Monchis Weg – das Erfolgsgeheimnis von Sevilla Wie ein Zweitligist in die europäische Spitze aufstieg
Von Florian Haupt
Den Eingang zum Estadio Ramon Sanchez Pizjuan ziert ein großes Mosaik mit dem Wappen des Sevilla Fútbol Club in der Mitte. Es ist aus Azulejos, den typisch andalusischen Kacheln, und es geleitet in ein Fußball-Universum, das erfolgreich ist; und doch so nah an seinen Wurzeln, wie sich das Fans nur wünschen können.

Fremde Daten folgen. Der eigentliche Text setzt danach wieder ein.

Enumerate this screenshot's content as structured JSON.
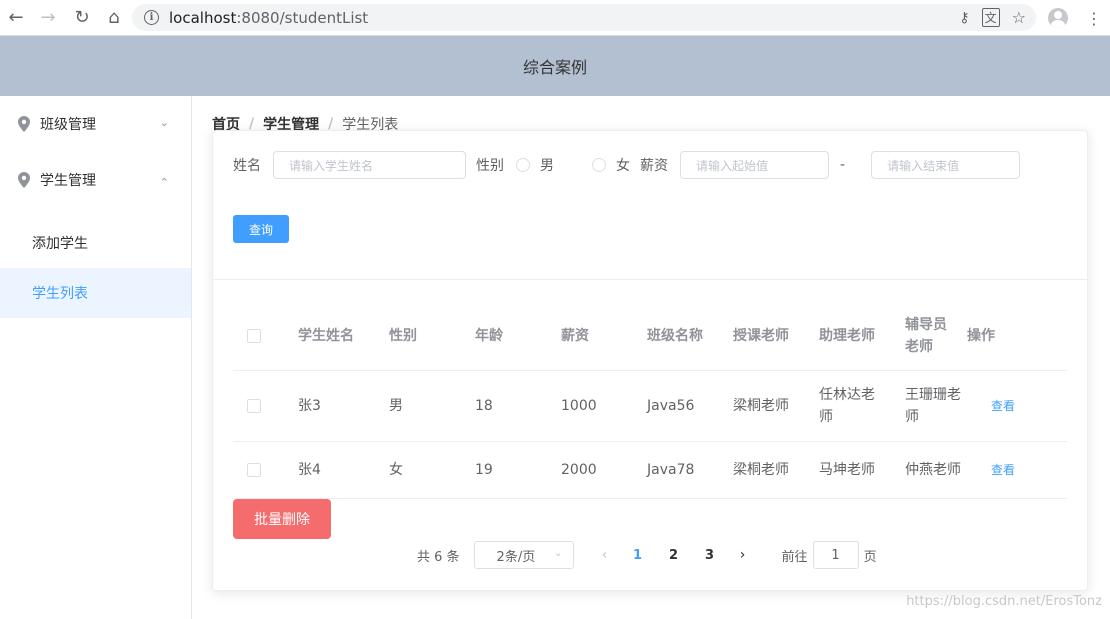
{
  "browser": {
    "url_host": "localhost",
    "url_rest": ":8080/studentList"
  },
  "header": {
    "title": "综合案例"
  },
  "sidebar": {
    "menus": [
      {
        "label": "班级管理"
      },
      {
        "label": "学生管理"
      }
    ],
    "sub_items": [
      {
        "label": "添加学生"
      },
      {
        "label": "学生列表"
      }
    ]
  },
  "breadcrumb": {
    "home": "首页",
    "section": "学生管理",
    "current": "学生列表"
  },
  "search": {
    "name_label": "姓名",
    "name_placeholder": "请输入学生姓名",
    "gender_label": "性别",
    "gender_male": "男",
    "gender_female": "女",
    "salary_label": "薪资",
    "salary_start_placeholder": "请输入起始值",
    "range_sep": "-",
    "salary_end_placeholder": "请输入结束值",
    "query_button": "查询"
  },
  "table": {
    "headers": [
      "学生姓名",
      "性别",
      "年龄",
      "薪资",
      "班级名称",
      "授课老师",
      "助理老师",
      "辅导员老师",
      "操作"
    ],
    "rows": [
      {
        "name": "张3",
        "gender": "男",
        "age": "18",
        "salary": "1000",
        "class": "Java56",
        "teacher": "梁桐老师",
        "assistant": "任林达老师",
        "counselor": "王珊珊老师",
        "action": "查看"
      },
      {
        "name": "张4",
        "gender": "女",
        "age": "19",
        "salary": "2000",
        "class": "Java78",
        "teacher": "梁桐老师",
        "assistant": "马坤老师",
        "counselor": "仲燕老师",
        "action": "查看"
      }
    ]
  },
  "batch_delete": "批量删除",
  "pagination": {
    "total": "共 6 条",
    "page_size": "2条/页",
    "pages": [
      "1",
      "2",
      "3"
    ],
    "goto_label": "前往",
    "goto_value": "1",
    "page_suffix": "页"
  },
  "watermark": "https://blog.csdn.net/ErosTonz",
  "colors": {
    "primary": "#409eff",
    "danger": "#f56c6c",
    "header_bg": "#b3c0d1"
  }
}
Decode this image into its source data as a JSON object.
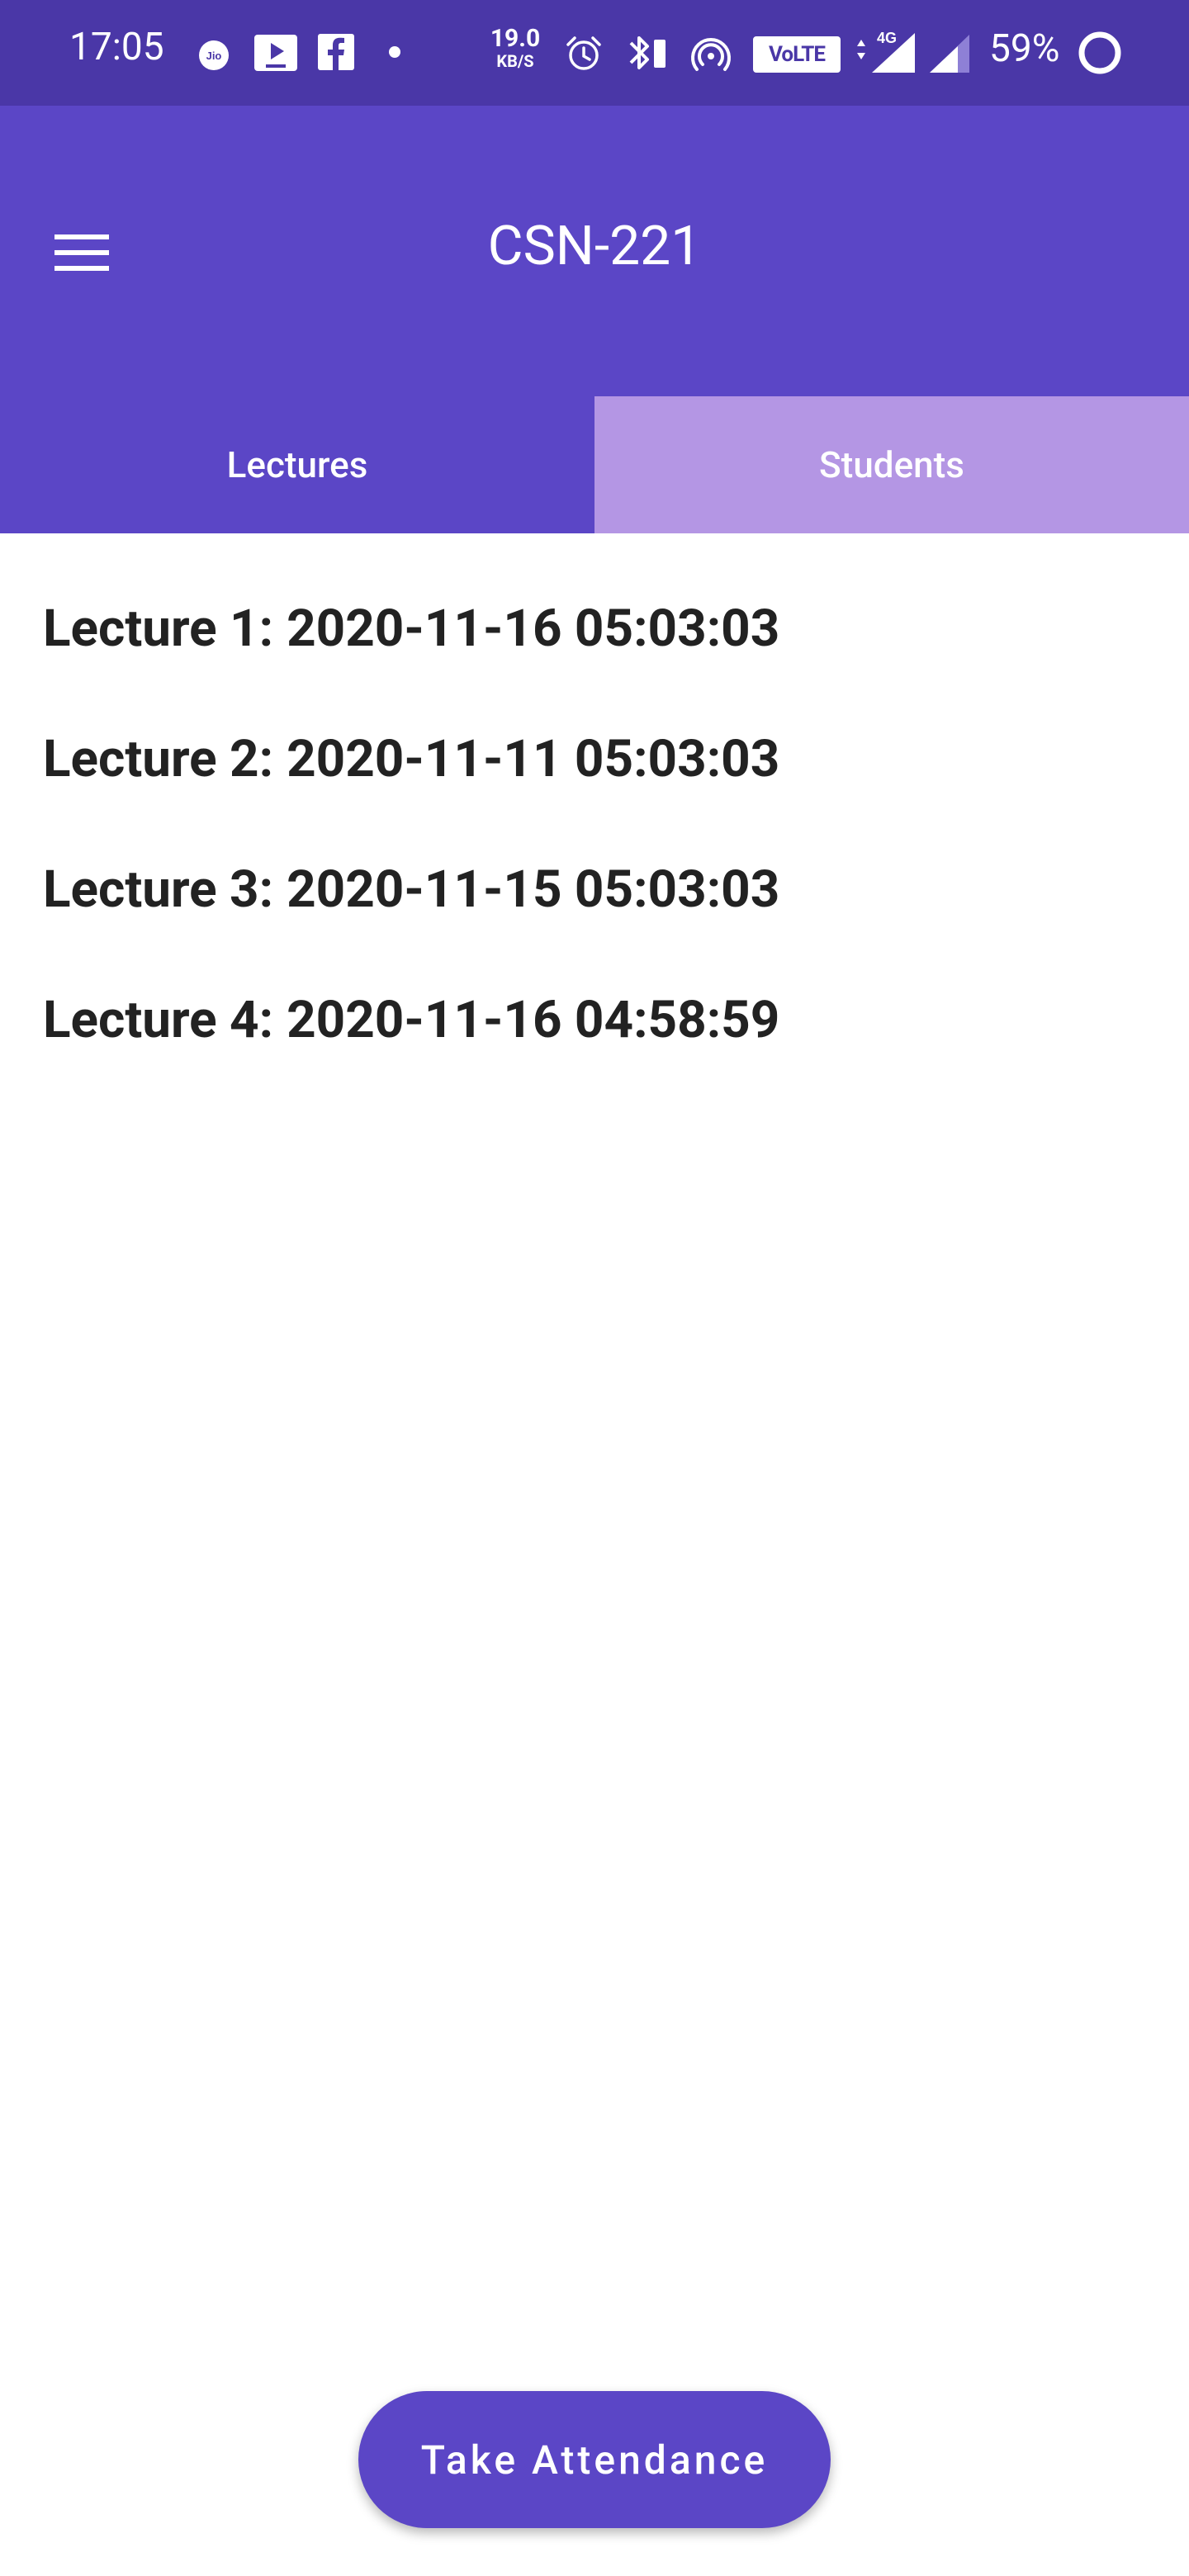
{
  "status_bar": {
    "time": "17:05",
    "net_speed_value": "19.0",
    "net_speed_unit": "KB/S",
    "volte_label": "VoLTE",
    "network_type": "4G",
    "battery_percent": "59%",
    "icons": [
      "jio-icon",
      "youtube-icon",
      "facebook-icon",
      "dot-icon",
      "alarm-icon",
      "bluetooth-icon",
      "hotspot-icon",
      "signal-icon",
      "battery-icon"
    ]
  },
  "app_bar": {
    "title": "CSN-221",
    "menu_icon": "hamburger-menu-icon"
  },
  "tabs": [
    {
      "label": "Lectures",
      "active": true
    },
    {
      "label": "Students",
      "active": false
    }
  ],
  "lectures": [
    {
      "label": "Lecture 1:",
      "datetime": "2020-11-16 05:03:03"
    },
    {
      "label": "Lecture 2:",
      "datetime": "2020-11-11 05:03:03"
    },
    {
      "label": "Lecture 3:",
      "datetime": "2020-11-15 05:03:03"
    },
    {
      "label": "Lecture 4:",
      "datetime": "2020-11-16 04:58:59"
    }
  ],
  "fab": {
    "label": "Take Attendance"
  },
  "colors": {
    "status_bar": "#4a37a7",
    "primary": "#5b46c6",
    "tab_inactive": "#b496e4",
    "text_dark": "#222222"
  }
}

Oft scheint das heutzutage ja ein Widerspruch zu sein. Die großen Titel gewinnen die größten Budgets, so lautet normalerweise die Gleichung gerade in der von Oligarchenklubs, Scheichklubs, Werksklubs, Sponsorenklubs oder sonstigen Megaklubs dominierten Champions League. Deren kleinere Schwester allerdings, die Europa League, wurde jetzt zweimal in Folge und viermal in den letzten zehn Jahren von der regionalen Marke Sevilla gewonnen – die in einer touristisch attraktiven, aber wirtschaftlich so strukturschwachen Region beheimatet ist, dass die Mannschaft derzeit nicht mal Trikotwerbung auf der Brust spazieren führt.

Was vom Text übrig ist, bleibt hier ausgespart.